How to attract the petro-dollar investor

We ask Clifford Chance lawyers working in Dubai about how to attract petro-dollar investments. One suggestion: You don't necessarily have to worry about Sharia-compliant, just make sure the investment opportunity is sound.
Say the expresion "petro-dollar" and immediately folks think big bucks. We talk to Clifford Chance's partner Robin Abraham and lawyer Qudeer Latif, both based in the firm's Dubai office, about how much money is floating around out there.

FinanceAsia: In general, there's a notion that there is a lot of petro-dollar money available on the market - roughly how much is out there?

Robin Abraham: In short - a lot! Forbes estimated in 2005 that the current-account surpluses of the 22 biggest oil-producing nations (both the Organization of Petroleum Exporting Countries and non-OPEC countries) exceeded the accumulated surpluses of all the economies of Asia, excluding Japan.

Based on International Monetary Fund and US Energy Information Agency data, Forbes put the net oil revenue of those 22 producers at $800 billion in 2005, up from $330 billion in 2002. Whilst some countries will keep the surpluses in their own economy, it is believed that there was approximately $400 billion for external investment in that year alone.

Many people think that petro-dollar investors often seek to target Muslim countries or Muslim funds; in your experience, is this true? Or are they just looking for good investments?

Qudeer Latif: Both are true. However, if you look at assets being acquired by Istithmar, Mubadala (the Abu Dhabi investment vehicle), Qatar Investment Authority, etc, there is no obvious strategy to invest in Muslim countries. They are looking at business risk first and foremost - see for example Istithmar's purchase of the V&A Waterfront in South Africa.

The situation is not as clear as regards high net worth individuals. Whilst there are no statistics clearly highlighting where the money goes, the rise in the number of Sharia-compliant funds suggests that there is increasing demand for such products.

In the case when petro-dollar investors are looking for Sharia-compliant investments, which Asian countries are doing the best job of attracting them?

RA: Countries such as Malaysia and Pakistan have been structuring Islamic instruments in a manner that will be acceptable to GCC [Cooperation Council for the Arab States of the Gulf] investors for many years now. Other Asian countries, such as Indonesia, are expected to start doing this soon.

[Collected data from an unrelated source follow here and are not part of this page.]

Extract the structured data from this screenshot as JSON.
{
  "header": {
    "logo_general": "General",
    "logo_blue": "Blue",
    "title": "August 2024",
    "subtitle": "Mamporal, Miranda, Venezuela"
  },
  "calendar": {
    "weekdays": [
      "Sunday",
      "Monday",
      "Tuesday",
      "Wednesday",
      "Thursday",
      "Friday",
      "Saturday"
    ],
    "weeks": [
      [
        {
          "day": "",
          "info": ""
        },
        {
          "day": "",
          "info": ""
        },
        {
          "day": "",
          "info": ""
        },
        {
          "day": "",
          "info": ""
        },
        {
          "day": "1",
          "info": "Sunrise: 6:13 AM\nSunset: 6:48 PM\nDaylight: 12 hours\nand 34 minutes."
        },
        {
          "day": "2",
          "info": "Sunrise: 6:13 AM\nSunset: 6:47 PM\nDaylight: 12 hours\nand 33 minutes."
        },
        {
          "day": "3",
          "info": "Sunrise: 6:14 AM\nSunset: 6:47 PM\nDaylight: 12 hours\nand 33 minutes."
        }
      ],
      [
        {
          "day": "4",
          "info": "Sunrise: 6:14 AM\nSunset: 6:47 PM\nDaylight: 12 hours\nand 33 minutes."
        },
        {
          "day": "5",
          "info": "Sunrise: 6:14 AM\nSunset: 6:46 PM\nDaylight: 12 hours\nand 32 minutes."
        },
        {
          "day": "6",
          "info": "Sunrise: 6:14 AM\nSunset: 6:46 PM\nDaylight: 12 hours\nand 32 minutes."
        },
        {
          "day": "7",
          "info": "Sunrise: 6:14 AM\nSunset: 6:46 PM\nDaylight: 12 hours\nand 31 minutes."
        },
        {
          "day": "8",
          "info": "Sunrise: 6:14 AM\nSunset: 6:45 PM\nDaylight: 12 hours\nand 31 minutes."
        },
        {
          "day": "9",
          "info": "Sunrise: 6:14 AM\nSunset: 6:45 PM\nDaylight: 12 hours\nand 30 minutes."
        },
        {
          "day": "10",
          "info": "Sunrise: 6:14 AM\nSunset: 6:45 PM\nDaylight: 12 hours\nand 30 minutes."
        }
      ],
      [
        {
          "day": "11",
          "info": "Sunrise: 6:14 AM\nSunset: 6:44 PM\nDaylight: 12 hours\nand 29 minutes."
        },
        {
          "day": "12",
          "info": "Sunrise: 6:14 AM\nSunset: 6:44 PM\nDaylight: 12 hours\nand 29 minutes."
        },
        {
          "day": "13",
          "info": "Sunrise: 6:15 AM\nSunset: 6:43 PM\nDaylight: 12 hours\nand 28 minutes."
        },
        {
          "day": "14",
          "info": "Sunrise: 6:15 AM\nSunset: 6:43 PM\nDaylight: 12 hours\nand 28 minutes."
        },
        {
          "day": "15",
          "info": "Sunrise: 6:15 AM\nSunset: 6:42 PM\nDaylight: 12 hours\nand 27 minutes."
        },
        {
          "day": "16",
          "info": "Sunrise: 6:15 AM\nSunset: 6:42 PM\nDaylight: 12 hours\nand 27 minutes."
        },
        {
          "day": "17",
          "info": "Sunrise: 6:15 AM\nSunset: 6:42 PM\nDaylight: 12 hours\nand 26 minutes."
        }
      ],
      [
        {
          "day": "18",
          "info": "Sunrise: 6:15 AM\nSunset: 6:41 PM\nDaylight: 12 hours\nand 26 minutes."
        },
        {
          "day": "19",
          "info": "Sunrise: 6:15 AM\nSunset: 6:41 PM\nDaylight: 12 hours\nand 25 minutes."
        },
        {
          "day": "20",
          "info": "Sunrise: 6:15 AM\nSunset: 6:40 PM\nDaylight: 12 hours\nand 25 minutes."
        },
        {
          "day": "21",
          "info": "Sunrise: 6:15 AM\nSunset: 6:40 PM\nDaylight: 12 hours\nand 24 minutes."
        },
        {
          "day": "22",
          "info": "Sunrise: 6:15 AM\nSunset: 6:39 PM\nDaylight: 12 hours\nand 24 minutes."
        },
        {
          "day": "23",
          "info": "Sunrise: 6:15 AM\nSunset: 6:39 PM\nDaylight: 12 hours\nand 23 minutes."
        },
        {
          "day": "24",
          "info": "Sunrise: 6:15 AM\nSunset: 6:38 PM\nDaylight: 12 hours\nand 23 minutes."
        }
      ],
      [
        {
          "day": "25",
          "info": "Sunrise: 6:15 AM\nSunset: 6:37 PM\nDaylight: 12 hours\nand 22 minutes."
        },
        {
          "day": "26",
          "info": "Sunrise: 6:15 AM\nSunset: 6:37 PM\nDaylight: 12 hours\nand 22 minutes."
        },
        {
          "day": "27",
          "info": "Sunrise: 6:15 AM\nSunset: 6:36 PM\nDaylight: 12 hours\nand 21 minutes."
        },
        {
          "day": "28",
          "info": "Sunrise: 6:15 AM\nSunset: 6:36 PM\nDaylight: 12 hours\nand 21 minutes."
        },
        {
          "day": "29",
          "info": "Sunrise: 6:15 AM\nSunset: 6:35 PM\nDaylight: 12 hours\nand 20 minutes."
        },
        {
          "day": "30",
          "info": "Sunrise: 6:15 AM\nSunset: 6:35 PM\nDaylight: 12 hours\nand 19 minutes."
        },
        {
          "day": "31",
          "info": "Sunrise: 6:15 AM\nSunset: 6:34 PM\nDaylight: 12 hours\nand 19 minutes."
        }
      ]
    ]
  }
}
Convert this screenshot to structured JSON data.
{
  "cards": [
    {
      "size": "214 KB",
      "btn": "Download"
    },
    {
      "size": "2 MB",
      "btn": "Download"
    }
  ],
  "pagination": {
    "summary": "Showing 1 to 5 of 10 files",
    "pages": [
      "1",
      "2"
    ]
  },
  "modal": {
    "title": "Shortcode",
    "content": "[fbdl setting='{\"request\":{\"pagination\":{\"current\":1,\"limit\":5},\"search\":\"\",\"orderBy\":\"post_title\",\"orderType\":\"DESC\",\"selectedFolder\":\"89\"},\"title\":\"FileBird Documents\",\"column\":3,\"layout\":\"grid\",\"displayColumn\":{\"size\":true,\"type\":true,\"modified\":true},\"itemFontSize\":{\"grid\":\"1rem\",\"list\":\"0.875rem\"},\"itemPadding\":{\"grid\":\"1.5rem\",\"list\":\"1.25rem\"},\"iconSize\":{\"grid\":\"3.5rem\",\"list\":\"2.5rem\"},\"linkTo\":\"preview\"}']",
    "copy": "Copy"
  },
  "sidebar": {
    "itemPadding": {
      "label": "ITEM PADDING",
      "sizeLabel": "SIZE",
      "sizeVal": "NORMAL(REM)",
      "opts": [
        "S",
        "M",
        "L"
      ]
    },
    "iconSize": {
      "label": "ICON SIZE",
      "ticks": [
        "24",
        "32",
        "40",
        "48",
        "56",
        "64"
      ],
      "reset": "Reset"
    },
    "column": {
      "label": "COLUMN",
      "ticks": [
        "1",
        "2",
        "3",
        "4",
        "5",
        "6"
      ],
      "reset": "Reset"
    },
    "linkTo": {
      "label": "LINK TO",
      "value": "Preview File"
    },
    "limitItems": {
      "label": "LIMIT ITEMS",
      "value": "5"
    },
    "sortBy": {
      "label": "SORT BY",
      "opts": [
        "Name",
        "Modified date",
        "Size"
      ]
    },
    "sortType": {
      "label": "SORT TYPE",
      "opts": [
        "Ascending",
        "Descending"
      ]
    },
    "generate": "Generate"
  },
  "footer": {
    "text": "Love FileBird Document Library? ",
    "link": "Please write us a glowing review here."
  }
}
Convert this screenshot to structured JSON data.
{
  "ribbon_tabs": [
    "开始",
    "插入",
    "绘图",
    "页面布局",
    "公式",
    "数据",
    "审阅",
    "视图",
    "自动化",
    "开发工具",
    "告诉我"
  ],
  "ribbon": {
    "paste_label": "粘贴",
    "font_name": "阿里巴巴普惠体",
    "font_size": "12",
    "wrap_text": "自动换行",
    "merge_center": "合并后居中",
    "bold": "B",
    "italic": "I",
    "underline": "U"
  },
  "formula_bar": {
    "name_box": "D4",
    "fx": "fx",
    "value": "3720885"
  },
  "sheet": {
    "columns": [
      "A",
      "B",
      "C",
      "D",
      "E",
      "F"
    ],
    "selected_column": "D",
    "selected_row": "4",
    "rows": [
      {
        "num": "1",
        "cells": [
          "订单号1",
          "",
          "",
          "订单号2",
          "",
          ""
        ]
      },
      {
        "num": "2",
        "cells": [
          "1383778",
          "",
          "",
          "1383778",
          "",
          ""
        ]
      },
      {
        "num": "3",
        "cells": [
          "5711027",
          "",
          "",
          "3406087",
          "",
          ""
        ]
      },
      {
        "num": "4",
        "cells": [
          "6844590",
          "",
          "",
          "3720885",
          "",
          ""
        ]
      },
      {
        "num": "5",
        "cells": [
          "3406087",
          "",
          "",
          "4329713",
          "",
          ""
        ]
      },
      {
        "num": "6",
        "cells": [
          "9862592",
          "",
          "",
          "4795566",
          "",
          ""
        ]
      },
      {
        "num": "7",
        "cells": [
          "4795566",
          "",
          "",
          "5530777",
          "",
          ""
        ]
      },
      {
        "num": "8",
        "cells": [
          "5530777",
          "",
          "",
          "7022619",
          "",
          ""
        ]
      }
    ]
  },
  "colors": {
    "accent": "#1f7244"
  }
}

What are they doing to attract the petro-dollar investors?

QL: There is an availability of Sharia-compliant investments in these countries that isn't seen elsewhere in Asia. Countries such as Malaysia in particular made a conscious decision to structure a product that will not only be acceptable in the domestic market but also in the GCC market. This increases the potential investor base and also appeals to GCC investors who are willing to invest in assets outside of the region to increase portfolio risk.

What can be done to make an investment more attractive to petro-dollar investors?

RA: It needs to be a sound business investment, first and foremost. Whilst Sharia-compliance is a bonus, it is not always a necessity.